Изменение “точки зрения” на окружающую реальность естественным образом привело и к изменению методологии познания: естество-ис-пытатель – inquisitor rerum naturae – стал рас-членять чувственно воспринимаемый мир на элементы, а потом с-равниватьих между собою, производя таким образом “объкт(ив)ное из-мерение”. Познающий субъект выходит из мира, становящегося миром объектов, противо-стоящим ему[74] и приносит этот мир в жертву на “алтарь науки”[75], расчленяя этот теперь уже мертвый, объективированный мир и выясняя таким образом его “устройство”. Опыт – этимологически, “от-пыт”[76] – пытает-ся вы-пытать у мира его “правду”, – правду форма-льную[77]. Часто можно встретиться с утверждением, что этой формальной правдой и исчерпывается возможность “истинного” знания о мире. Однако, об “истинности” такого знания следует говорить очень осторожно. Во-первых, такой способ познания изначально ограничен лишь сферой телесно воспринимаемой реальности. Во-вторых, даже и в этой сфере объективирующе-экспериментальная методология исследований ни в коем случае не подразумевает, что мы постигаем природу “такой, как она есть на самом деле”. Напротив, здесь предполагается, что человек, взирая на мир “со стороны”, не может проникнуть своим разумом в сокровенную суть вещей. Он может построить лишь гипотетическую концепцию и опытно столкнуть ее с реальностью в “идеализированных” (т. е. соответствующих нашим “идеям”) экспериментальных (иначе говоря, искусственных) условиях с целью испытания ее достоверности[78], причем сам характер экспериментальных условий определяется структурой нашей очередной теории[79]. И если физик античности и средневековья был совершенно уверен в том, что, поскольку человеческий ум укоренен в бытии, то категориальная структура нашего рассудка соответствует онтологической структуре мироздания, а значит и человеческое умозрение способно проникнуть в суть бытия, то физик Нового времени, разорвав связь бытия и мышления и ограничившись уровнем явлений, акциденций, лишился такого “гносеологического самомнения” и стал “скромнее”: он ограничился построением математической “модели” феноменальной выявленности мироздания, своего рода “проекции” мира на “плоскость” рационального умо-зрения, плоскость формальных отношений “элементов реальности” к сконструированным из других элементов этой же реальности приборов – того, что, собственно и получило наименование “научной картины мира”[80].
Переосмысление природы
Если предлагаемая наукой картина мира есть лишь гипотетический образ мироздания, возникающий в уме исследователя и обосновываемый верой в разумность и постигаемость законов Творца, то почему же столь, казалось бы, зыбкая конструкция оказалась предпочтительнее, чем “онтологичная” физика античности и средневековья. Причин здесь две: это, во-первых, переосмысление места и роли человека в мироздании и, во-вторых, открытие возможности вступать в диа-логическое взаимо-действие с миром, реализуемое в условиях эксперимента.

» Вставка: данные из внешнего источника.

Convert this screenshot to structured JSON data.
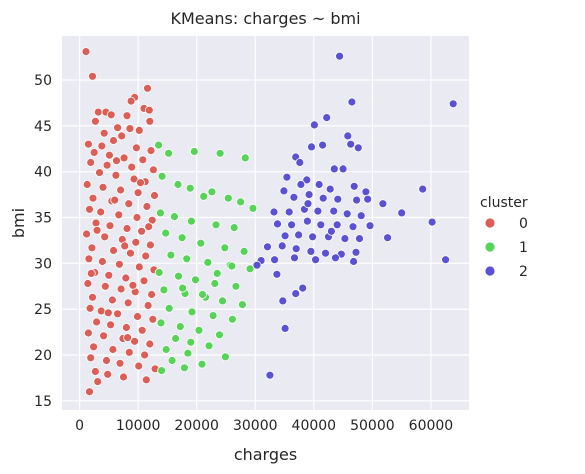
{
  "chart_data": {
    "type": "scatter",
    "title": "KMeans: charges ~ bmi",
    "xlabel": "charges",
    "ylabel": "bmi",
    "xlim": [
      -3000,
      66500
    ],
    "ylim": [
      14.0,
      54.8
    ],
    "xticks": [
      0,
      10000,
      20000,
      30000,
      40000,
      50000,
      60000
    ],
    "yticks": [
      15,
      20,
      25,
      30,
      35,
      40,
      45,
      50
    ],
    "grid": true,
    "legend": {
      "title": "cluster",
      "placement": "outside-right"
    },
    "series": [
      {
        "name": "0",
        "color": "#db5f57",
        "points": [
          [
            1100,
            53.1
          ],
          [
            2200,
            50.4
          ],
          [
            11600,
            49.1
          ],
          [
            9400,
            48.1
          ],
          [
            8800,
            47.7
          ],
          [
            11000,
            46.9
          ],
          [
            11900,
            46.7
          ],
          [
            3200,
            46.5
          ],
          [
            4500,
            46.5
          ],
          [
            5400,
            46.2
          ],
          [
            8100,
            46.1
          ],
          [
            2700,
            45.5
          ],
          [
            12000,
            45.5
          ],
          [
            6500,
            44.8
          ],
          [
            8600,
            44.7
          ],
          [
            10200,
            44.5
          ],
          [
            4200,
            44.2
          ],
          [
            7200,
            43.9
          ],
          [
            5800,
            43.4
          ],
          [
            1500,
            43.0
          ],
          [
            3800,
            42.8
          ],
          [
            9700,
            42.6
          ],
          [
            12200,
            42.3
          ],
          [
            2500,
            42.1
          ],
          [
            5100,
            41.8
          ],
          [
            7600,
            41.5
          ],
          [
            10800,
            41.3
          ],
          [
            1900,
            41.0
          ],
          [
            4700,
            40.7
          ],
          [
            8900,
            40.5
          ],
          [
            12600,
            40.2
          ],
          [
            3400,
            39.9
          ],
          [
            6200,
            39.6
          ],
          [
            9300,
            39.2
          ],
          [
            11200,
            38.9
          ],
          [
            1300,
            38.6
          ],
          [
            4000,
            38.3
          ],
          [
            7000,
            38.0
          ],
          [
            10000,
            37.7
          ],
          [
            12800,
            37.4
          ],
          [
            2300,
            37.1
          ],
          [
            5500,
            36.8
          ],
          [
            8400,
            36.5
          ],
          [
            11500,
            36.2
          ],
          [
            1700,
            35.9
          ],
          [
            3600,
            35.6
          ],
          [
            6700,
            35.3
          ],
          [
            9800,
            35.0
          ],
          [
            12400,
            34.7
          ],
          [
            2800,
            34.4
          ],
          [
            5200,
            34.1
          ],
          [
            8100,
            33.8
          ],
          [
            10600,
            33.5
          ],
          [
            1200,
            33.2
          ],
          [
            4300,
            32.9
          ],
          [
            7300,
            32.6
          ],
          [
            9600,
            32.3
          ],
          [
            12100,
            32.0
          ],
          [
            2100,
            31.7
          ],
          [
            5800,
            31.4
          ],
          [
            8700,
            31.1
          ],
          [
            11300,
            30.8
          ],
          [
            1600,
            30.5
          ],
          [
            3900,
            30.2
          ],
          [
            6800,
            29.9
          ],
          [
            10200,
            29.6
          ],
          [
            12700,
            29.3
          ],
          [
            2600,
            29.0
          ],
          [
            5000,
            28.7
          ],
          [
            7900,
            28.4
          ],
          [
            11000,
            28.1
          ],
          [
            1400,
            27.8
          ],
          [
            4400,
            27.5
          ],
          [
            7100,
            27.2
          ],
          [
            9500,
            26.9
          ],
          [
            12300,
            26.6
          ],
          [
            2200,
            26.3
          ],
          [
            5600,
            26.0
          ],
          [
            8300,
            25.7
          ],
          [
            11700,
            25.4
          ],
          [
            1800,
            25.1
          ],
          [
            3700,
            24.8
          ],
          [
            6500,
            24.5
          ],
          [
            9900,
            24.2
          ],
          [
            12500,
            23.9
          ],
          [
            2900,
            23.6
          ],
          [
            5300,
            23.3
          ],
          [
            8000,
            23.0
          ],
          [
            10700,
            22.7
          ],
          [
            1500,
            22.4
          ],
          [
            4100,
            22.1
          ],
          [
            7400,
            21.8
          ],
          [
            9400,
            21.5
          ],
          [
            12000,
            21.2
          ],
          [
            2400,
            20.9
          ],
          [
            5700,
            20.6
          ],
          [
            8500,
            20.3
          ],
          [
            11100,
            20.0
          ],
          [
            1900,
            19.7
          ],
          [
            4600,
            19.4
          ],
          [
            6900,
            19.1
          ],
          [
            10100,
            18.8
          ],
          [
            12900,
            18.5
          ],
          [
            2700,
            18.2
          ],
          [
            4800,
            17.9
          ],
          [
            7500,
            17.6
          ],
          [
            11400,
            17.3
          ],
          [
            3100,
            17.1
          ],
          [
            1700,
            16.0
          ],
          [
            6000,
            36.9
          ],
          [
            3000,
            33.6
          ],
          [
            7700,
            31.9
          ],
          [
            9100,
            27.6
          ],
          [
            4900,
            24.6
          ],
          [
            8200,
            21.9
          ],
          [
            10400,
            38.8
          ],
          [
            6300,
            41.2
          ],
          [
            2000,
            28.9
          ],
          [
            11800,
            34.0
          ]
        ]
      },
      {
        "name": "1",
        "color": "#57d357",
        "points": [
          [
            13500,
            42.9
          ],
          [
            15200,
            42.0
          ],
          [
            19600,
            42.2
          ],
          [
            24000,
            42.0
          ],
          [
            28300,
            41.5
          ],
          [
            14100,
            39.5
          ],
          [
            16800,
            38.6
          ],
          [
            18900,
            38.2
          ],
          [
            22600,
            37.8
          ],
          [
            25400,
            37.1
          ],
          [
            27500,
            36.7
          ],
          [
            21200,
            37.3
          ],
          [
            29600,
            36.0
          ],
          [
            13800,
            35.5
          ],
          [
            16200,
            35.1
          ],
          [
            19100,
            34.6
          ],
          [
            23300,
            34.2
          ],
          [
            26400,
            33.9
          ],
          [
            14700,
            33.3
          ],
          [
            17500,
            32.8
          ],
          [
            20700,
            32.2
          ],
          [
            24800,
            31.7
          ],
          [
            28100,
            31.3
          ],
          [
            15600,
            30.9
          ],
          [
            18300,
            30.5
          ],
          [
            21900,
            30.1
          ],
          [
            25700,
            29.8
          ],
          [
            29100,
            29.4
          ],
          [
            13600,
            29.0
          ],
          [
            16900,
            28.6
          ],
          [
            19800,
            28.2
          ],
          [
            23100,
            27.8
          ],
          [
            26700,
            27.5
          ],
          [
            14400,
            27.1
          ],
          [
            18000,
            26.7
          ],
          [
            21500,
            26.3
          ],
          [
            24400,
            25.9
          ],
          [
            27800,
            25.5
          ],
          [
            15300,
            25.1
          ],
          [
            19200,
            24.7
          ],
          [
            22800,
            24.3
          ],
          [
            26100,
            23.9
          ],
          [
            13900,
            23.5
          ],
          [
            17200,
            23.1
          ],
          [
            20400,
            22.7
          ],
          [
            23900,
            22.2
          ],
          [
            16400,
            21.8
          ],
          [
            19000,
            21.4
          ],
          [
            22100,
            21.0
          ],
          [
            14800,
            20.6
          ],
          [
            18500,
            20.2
          ],
          [
            24900,
            19.8
          ],
          [
            15800,
            19.4
          ],
          [
            20900,
            19.0
          ],
          [
            17900,
            18.6
          ],
          [
            14000,
            18.3
          ],
          [
            26000,
            29.7
          ],
          [
            21000,
            26.6
          ],
          [
            17600,
            27.3
          ],
          [
            23500,
            28.9
          ]
        ]
      },
      {
        "name": "2",
        "color": "#5b51d3",
        "points": [
          [
            44400,
            52.6
          ],
          [
            46500,
            47.6
          ],
          [
            63800,
            47.4
          ],
          [
            40100,
            45.1
          ],
          [
            42200,
            45.9
          ],
          [
            45800,
            43.9
          ],
          [
            39600,
            42.7
          ],
          [
            41500,
            42.9
          ],
          [
            46300,
            43.0
          ],
          [
            36900,
            41.6
          ],
          [
            37600,
            41.0
          ],
          [
            38800,
            39.1
          ],
          [
            43500,
            40.3
          ],
          [
            45000,
            40.3
          ],
          [
            47600,
            42.6
          ],
          [
            35400,
            39.4
          ],
          [
            37800,
            38.6
          ],
          [
            40900,
            38.6
          ],
          [
            42800,
            38.1
          ],
          [
            46900,
            38.4
          ],
          [
            48900,
            37.8
          ],
          [
            58600,
            38.1
          ],
          [
            34900,
            37.9
          ],
          [
            36600,
            37.2
          ],
          [
            39200,
            37.5
          ],
          [
            41600,
            37.1
          ],
          [
            44100,
            37.0
          ],
          [
            47300,
            36.9
          ],
          [
            49200,
            37.0
          ],
          [
            51800,
            36.5
          ],
          [
            33200,
            35.6
          ],
          [
            35800,
            35.6
          ],
          [
            38400,
            35.9
          ],
          [
            40700,
            35.7
          ],
          [
            43400,
            35.7
          ],
          [
            45700,
            35.4
          ],
          [
            48100,
            35.2
          ],
          [
            55000,
            35.5
          ],
          [
            60200,
            34.5
          ],
          [
            33800,
            34.3
          ],
          [
            36200,
            34.2
          ],
          [
            38900,
            34.6
          ],
          [
            41200,
            34.2
          ],
          [
            44000,
            34.2
          ],
          [
            46700,
            34.0
          ],
          [
            49600,
            34.1
          ],
          [
            35100,
            33.0
          ],
          [
            37400,
            33.1
          ],
          [
            39800,
            32.9
          ],
          [
            42500,
            32.9
          ],
          [
            45300,
            32.7
          ],
          [
            47800,
            32.7
          ],
          [
            52600,
            32.8
          ],
          [
            32100,
            31.8
          ],
          [
            34600,
            31.9
          ],
          [
            37000,
            31.6
          ],
          [
            39500,
            31.3
          ],
          [
            42000,
            31.1
          ],
          [
            44700,
            31.0
          ],
          [
            47200,
            31.2
          ],
          [
            31000,
            30.3
          ],
          [
            33300,
            30.4
          ],
          [
            36700,
            30.6
          ],
          [
            40300,
            30.4
          ],
          [
            43700,
            30.6
          ],
          [
            46800,
            30.2
          ],
          [
            62500,
            30.4
          ],
          [
            33700,
            28.8
          ],
          [
            36900,
            26.7
          ],
          [
            38100,
            27.3
          ],
          [
            34700,
            25.9
          ],
          [
            35100,
            22.9
          ],
          [
            32500,
            17.8
          ],
          [
            30300,
            29.8
          ],
          [
            43000,
            33.5
          ],
          [
            39000,
            36.5
          ]
        ]
      }
    ]
  }
}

Прежде всего, пафос нового времени состоит в том, что, утрачивая центральное положение в мироздании[81], человек тем сильнее начинает ощущуать свою не-от-мирность. Неважно, где находится Земля, – ведь во Вселенной нет привилегированного места, – важно то, что человек средотачивает весь «мир (“олам”, целостность бытия) в сердце» своем (Еккл. 3, 11), вся Вселенная в определенном смысле уже свернута в человеческом уме. И потому познание природы есть установление со-ответ-ствий между внешним и внутренним мирами, сведение многообразия к единству, бесконечного к конечному. Именно в этом – суть эксперимента. Естество-ис-пытатель Нового времени, подобно Галилею, начинает исследование природы, т. е. мира “естественных” объектов с того, что разрушает этот самый естественный порядок вещей. Прежде всего, из огромного многообразия свойств (качеств, акциденций) исследуемого объекта он выделяет лишь так называемые “существенные”, относя все остальные к разряду “несущественных”. Такая “идеализация” исследуемого объекта не просто абстрагирует естественный предмет от посторонних (т. е. как бы “искусственных” помех), а создает новый – “идеальный” объект, прежде не существовавший. Сила и эффективность нового подхода к миру, предлагаемого теоретизирующей новоевропейской наукой, состоит в том, что она позволяет об-наружи-ть в реальном физическом явлении его идею – идею, обнаружить которую тщетно стремилась античная и средневековая наука[82]. Впрочем, эта “идея” – идея особого рода; она ни в коем случае не есть сущностьвещи или явления, но лишь форма отношения качеств этой вещи к другим выделенным вещам. Но знание этих “формальных идей” позволяет эффективно описывать феноменальную вы-явленность мироздания и, в конце концов, дает человеку возможность технически[83] п(е)ре–образовывать мир[84].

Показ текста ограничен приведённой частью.